Yesterday I read a 60-comment debate on Facebook about the Occupy Wall Street protests. Actually calling it a debate would be rather generous – it was mostly “teabagger” this and “Fox News that.”
The whole thing was started with a someone posting a panel of Captain America saying to stand your ground and captioning the picture something along the lines of “Not saying I support OWS but everyone should keep this in mind.” The first comment by, let’s call him “Jeff,” simply stated he had no use for OWS and thought they were pretty useless.
The next 59 comments were basically two or three other people taking Jeff to task for not standing with such a noble group. It was painful to read, but for some reason I kept coming back to it. Jeff tried, I mean really tried, to make his point about OWS being similar to Communism and about a general libertarian view with analogies and facts with supporting links.
What did he get for his trouble? “I thought I smelled the stench of tea,” was one Facebooker’s first response before proceeding to work in “teabagger” into every subsequent reply. Jeff was then accused of parroting Fox News and right-wing radio talking points (Jeff said he doesn’t listen to radio and found Sean Hannity boring). He gets called a right-wing extremist who “doesn’t listen to the other side” and finally gets the exhortation to “just go ahead and blow me up.”
Mind you, this was only a few people out of the many friends the original poster had that kept this back-and-forth going. And mostly the argument seemed more based on emotion than facts – indeed, at one point one of Jeff’s detractors, after repeatedly being beseeched for any kind of fact-based argument, said “I could give you facts, but you’ve already made up your mind.” What a total cop-out.

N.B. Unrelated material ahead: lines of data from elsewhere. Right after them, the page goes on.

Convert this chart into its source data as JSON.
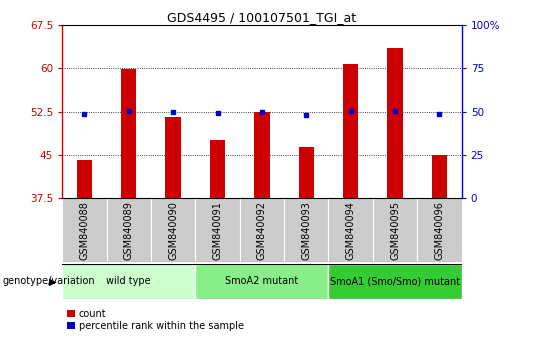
{
  "title": "GDS4495 / 100107501_TGI_at",
  "samples": [
    "GSM840088",
    "GSM840089",
    "GSM840090",
    "GSM840091",
    "GSM840092",
    "GSM840093",
    "GSM840094",
    "GSM840095",
    "GSM840096"
  ],
  "count_values": [
    44.2,
    59.9,
    51.5,
    47.5,
    52.5,
    46.3,
    60.7,
    63.5,
    45.0
  ],
  "percentile_values": [
    48.5,
    50.5,
    49.5,
    49.0,
    50.0,
    48.0,
    50.5,
    50.5,
    48.5
  ],
  "y_min": 37.5,
  "y_max": 67.5,
  "y_ticks": [
    37.5,
    45.0,
    52.5,
    60.0,
    67.5
  ],
  "y_tick_labels": [
    "37.5",
    "45",
    "52.5",
    "60",
    "67.5"
  ],
  "right_y_ticks": [
    0,
    25,
    50,
    75,
    100
  ],
  "right_y_labels": [
    "0",
    "25",
    "50",
    "75",
    "100%"
  ],
  "bar_color": "#cc0000",
  "dot_color": "#0000cc",
  "bar_width": 0.35,
  "groups": [
    {
      "label": "wild type",
      "start": 0,
      "end": 2,
      "color": "#ccffcc"
    },
    {
      "label": "SmoA2 mutant",
      "start": 3,
      "end": 5,
      "color": "#88ee88"
    },
    {
      "label": "SmoA1 (Smo/Smo) mutant",
      "start": 6,
      "end": 8,
      "color": "#33cc33"
    }
  ],
  "legend_count_color": "#cc0000",
  "legend_pct_color": "#0000cc",
  "legend_count_label": "count",
  "legend_pct_label": "percentile rank within the sample",
  "genotype_label": "genotype/variation",
  "left_axis_color": "#cc0000",
  "right_axis_color": "#0000cc",
  "bg_color": "#ffffff",
  "sample_band_color": "#cccccc",
  "title_fontsize": 9,
  "tick_fontsize": 7.5,
  "label_fontsize": 7
}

This illustrates to me the utter failure of social media to bring us closer together, especially when it comes to politics. Instead of some sort of thoughtful discussion, the entire exercise quickly degenerated into a rhetorical gang-tackle, blaming the one guy who dared to have a different opinion than his friends of not being amenable to debate.
I recently watched a TED conference excerpt where the speaker, whose name escapes me, warned that social media would only allow us to insulate ourselves further in a bubble of like-mindedness, an echo chamber where all of our current positions and thoughts are buttressed by digital yes men who tell you that everything you think is right and everything anyone else thinks is not only wrong, but mean-spirited, inhuman, and probably dangerous.
Social media – ultimately it may do more to drive us apart than to bring us together.